The smiles we gave were bittersweet, and the hearts that gave them were even more.

I called my mom, but couldn't reach her. I became frantic as my imagination began to run wild about what could have happened to her. I called my dad at his studio, and one of his workers had seen the whole thing happen, and had become as pale as snow. My dad promised to come pick me up as soon as possible, although it might take some time. I hung up and ran back to the classroom where I hugged my knees to my chin and then tore through my desk, where I'd written a million stories, all crying out for me to finish them. I wanted to, but when I reached for the pencil a sharp pain stabbed my heart like an arrow, and I placed the pencil back in my desk, along with all my writing. I couldn't write. Not then. It would be too painful.

I looked around at my classmates. Half of them looked just as blank as me, while the rest pretended as if nothing had ever happened. A man walked in with a German shepherd following him. The dog distracted me for a while, until a group of kids started to joke around, singing, "The Twin Towers are falling down, falling down, falling down. The Twin Towers are falling down, my unfair lady," to the tune of "London Bridge."

Then my mom came in. She asked me if I was all right, and I nodded before telling her that I had called Dad and that we should wait for him. So we stayed with my friends. One of them was crying because she lived in Brooklyn and she couldn't go home until the next day. Then another friend's father had been in the second building at the time, but she stood strong while she waited patiently for him. Finally my dad and my friend's dad got to the school. My crying friend went to her grandma's, and we left. We couldn't go home. We got a hotel and stayed there that night.

I worried about my pet rat, which was left to all the bad air in our house.

I think about all the kids who lost their parents. I think about what it would be like to lose one of my parents, and tears seep through the pillow's cover.

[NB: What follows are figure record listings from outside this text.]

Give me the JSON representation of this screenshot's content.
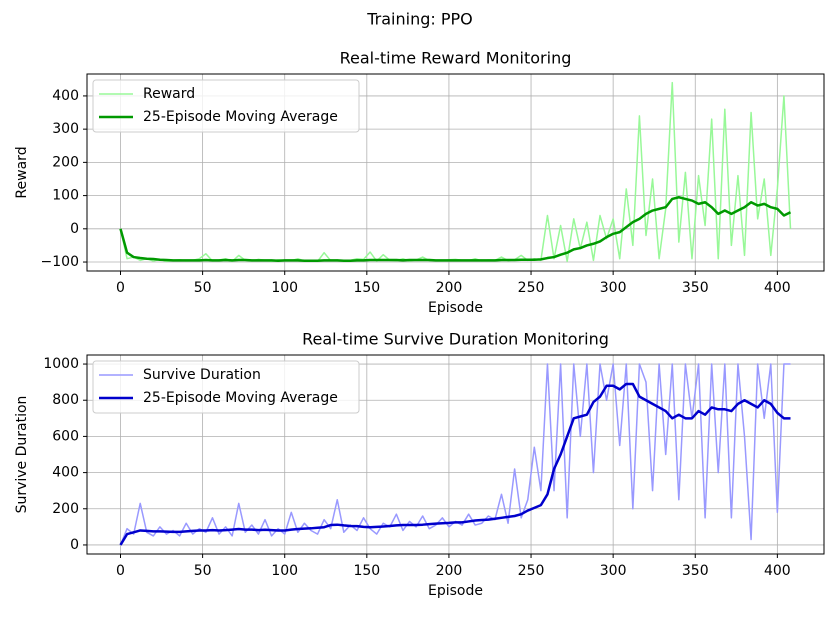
{
  "figure_title": "Training: PPO",
  "chart_data": [
    {
      "type": "line",
      "title": "Real-time Reward Monitoring",
      "xlabel": "Episode",
      "ylabel": "Reward",
      "xlim": [
        -20.4,
        428.4
      ],
      "ylim": [
        -127,
        466
      ],
      "xticks": [
        0,
        50,
        100,
        150,
        200,
        250,
        300,
        350,
        400
      ],
      "yticks": [
        {
          "value": -100,
          "label": "−100"
        },
        0,
        100,
        200,
        300,
        400
      ],
      "grid": true,
      "legend": "upper left",
      "x": [
        0,
        4,
        8,
        12,
        16,
        20,
        24,
        28,
        32,
        36,
        40,
        44,
        48,
        52,
        56,
        60,
        64,
        68,
        72,
        76,
        80,
        84,
        88,
        92,
        96,
        100,
        104,
        108,
        112,
        116,
        120,
        124,
        128,
        132,
        136,
        140,
        144,
        148,
        152,
        156,
        160,
        164,
        168,
        172,
        176,
        180,
        184,
        188,
        192,
        196,
        200,
        204,
        208,
        212,
        216,
        220,
        224,
        228,
        232,
        236,
        240,
        244,
        248,
        252,
        256,
        260,
        264,
        268,
        272,
        276,
        280,
        284,
        288,
        292,
        296,
        300,
        304,
        308,
        312,
        316,
        320,
        324,
        328,
        332,
        336,
        340,
        344,
        348,
        352,
        356,
        360,
        364,
        368,
        372,
        376,
        380,
        384,
        388,
        392,
        396,
        400,
        404,
        408
      ],
      "series": [
        {
          "name": "Reward",
          "color": "#98f898",
          "linewidth": 1.5,
          "values": [
            0,
            -90,
            -85,
            -95,
            -90,
            -97,
            -92,
            -98,
            -95,
            -93,
            -97,
            -95,
            -90,
            -75,
            -97,
            -94,
            -90,
            -98,
            -80,
            -95,
            -97,
            -92,
            -95,
            -98,
            -93,
            -95,
            -96,
            -90,
            -97,
            -95,
            -98,
            -72,
            -96,
            -94,
            -97,
            -95,
            -90,
            -92,
            -70,
            -97,
            -78,
            -95,
            -96,
            -90,
            -97,
            -94,
            -85,
            -96,
            -95,
            -97,
            -93,
            -92,
            -95,
            -96,
            -90,
            -97,
            -94,
            -95,
            -85,
            -96,
            -93,
            -80,
            -95,
            -90,
            -95,
            40,
            -90,
            10,
            -98,
            30,
            -60,
            20,
            -95,
            40,
            -30,
            30,
            -90,
            120,
            -50,
            340,
            -20,
            150,
            -90,
            60,
            440,
            -40,
            170,
            -90,
            160,
            10,
            330,
            -90,
            360,
            -50,
            160,
            -80,
            350,
            30,
            150,
            -80,
            120,
            400,
            0
          ]
        },
        {
          "name": "25-Episode Moving Average",
          "color": "#009900",
          "linewidth": 2.5,
          "values": [
            0,
            -72,
            -85,
            -88,
            -90,
            -91,
            -93,
            -94,
            -95,
            -95,
            -95,
            -95,
            -95,
            -94,
            -95,
            -95,
            -94,
            -95,
            -94,
            -94,
            -95,
            -95,
            -95,
            -95,
            -96,
            -95,
            -95,
            -95,
            -96,
            -96,
            -96,
            -95,
            -95,
            -95,
            -96,
            -96,
            -95,
            -95,
            -94,
            -94,
            -94,
            -94,
            -94,
            -95,
            -94,
            -94,
            -94,
            -94,
            -95,
            -95,
            -95,
            -95,
            -95,
            -95,
            -95,
            -95,
            -95,
            -95,
            -94,
            -94,
            -94,
            -93,
            -93,
            -93,
            -92,
            -88,
            -85,
            -78,
            -72,
            -62,
            -58,
            -50,
            -45,
            -38,
            -25,
            -15,
            -10,
            5,
            20,
            30,
            45,
            55,
            60,
            65,
            90,
            95,
            90,
            85,
            75,
            80,
            65,
            45,
            55,
            45,
            55,
            65,
            80,
            70,
            75,
            65,
            60,
            40,
            50
          ]
        }
      ]
    },
    {
      "type": "line",
      "title": "Real-time Survive Duration Monitoring",
      "xlabel": "Episode",
      "ylabel": "Survive Duration",
      "xlim": [
        -20.4,
        428.4
      ],
      "ylim": [
        -50,
        1050
      ],
      "xticks": [
        0,
        50,
        100,
        150,
        200,
        250,
        300,
        350,
        400
      ],
      "yticks": [
        0,
        200,
        400,
        600,
        800,
        1000
      ],
      "grid": true,
      "legend": "upper left",
      "x": [
        0,
        4,
        8,
        12,
        16,
        20,
        24,
        28,
        32,
        36,
        40,
        44,
        48,
        52,
        56,
        60,
        64,
        68,
        72,
        76,
        80,
        84,
        88,
        92,
        96,
        100,
        104,
        108,
        112,
        116,
        120,
        124,
        128,
        132,
        136,
        140,
        144,
        148,
        152,
        156,
        160,
        164,
        168,
        172,
        176,
        180,
        184,
        188,
        192,
        196,
        200,
        204,
        208,
        212,
        216,
        220,
        224,
        228,
        232,
        236,
        240,
        244,
        248,
        252,
        256,
        260,
        264,
        268,
        272,
        276,
        280,
        284,
        288,
        292,
        296,
        300,
        304,
        308,
        312,
        316,
        320,
        324,
        328,
        332,
        336,
        340,
        344,
        348,
        352,
        356,
        360,
        364,
        368,
        372,
        376,
        380,
        384,
        388,
        392,
        396,
        400,
        404,
        408
      ],
      "series": [
        {
          "name": "Survive Duration",
          "color": "#9999ff",
          "linewidth": 1.5,
          "values": [
            0,
            90,
            60,
            230,
            70,
            50,
            100,
            60,
            80,
            50,
            120,
            60,
            90,
            70,
            150,
            60,
            100,
            50,
            230,
            70,
            110,
            60,
            140,
            50,
            90,
            60,
            180,
            70,
            120,
            80,
            60,
            140,
            90,
            250,
            70,
            110,
            80,
            150,
            90,
            60,
            120,
            100,
            170,
            80,
            130,
            100,
            160,
            90,
            110,
            150,
            100,
            130,
            110,
            170,
            110,
            120,
            160,
            140,
            280,
            120,
            420,
            150,
            250,
            540,
            300,
            1000,
            300,
            1000,
            150,
            1000,
            600,
            1000,
            400,
            1000,
            800,
            1000,
            550,
            1000,
            200,
            1000,
            900,
            300,
            1000,
            500,
            1000,
            250,
            1000,
            700,
            1000,
            150,
            1000,
            400,
            1000,
            150,
            1000,
            600,
            30,
            1000,
            700,
            1000,
            180,
            1000,
            1000
          ]
        },
        {
          "name": "25-Episode Moving Average",
          "color": "#0000cc",
          "linewidth": 2.5,
          "values": [
            0,
            60,
            70,
            80,
            78,
            75,
            75,
            74,
            72,
            72,
            75,
            78,
            80,
            80,
            82,
            80,
            82,
            85,
            88,
            85,
            85,
            82,
            84,
            82,
            80,
            80,
            85,
            88,
            90,
            92,
            95,
            98,
            110,
            112,
            108,
            105,
            104,
            100,
            98,
            100,
            102,
            105,
            108,
            110,
            110,
            110,
            112,
            115,
            118,
            120,
            122,
            125,
            125,
            130,
            135,
            138,
            140,
            145,
            150,
            155,
            160,
            170,
            190,
            205,
            220,
            280,
            420,
            500,
            600,
            700,
            710,
            720,
            790,
            820,
            880,
            880,
            860,
            890,
            890,
            820,
            800,
            780,
            760,
            740,
            700,
            720,
            700,
            700,
            740,
            720,
            760,
            750,
            750,
            740,
            780,
            800,
            780,
            760,
            800,
            780,
            730,
            700,
            700
          ]
        }
      ]
    }
  ]
}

The tears are silent, and I can't tell anyone. I hate crying, I hate it more that the sorrow. But I cry. Oh, I cry like waterfalls. I cry like the rain in the rainforest, where the trees are so tall and big that they almost never reach the earth. I cry, but the pain's so large that you only see my tears sometimes. And when you do, they're a steady mist. The mist is strong, but thin, so that you become numb, like me. The mist fills you, and you want to be able to breathe. And if you leave my rainforest, you can.

I leave. But I come back. Late at night, in my bed, I'm in my rainforest. But I go on. I

live my life. I laugh, I smile, and I can be me. My rainforest is becoming beautiful. I can see light coming through the canopy of trees. I'm surviving.

My wounds are healing. Don't pity me. I don't.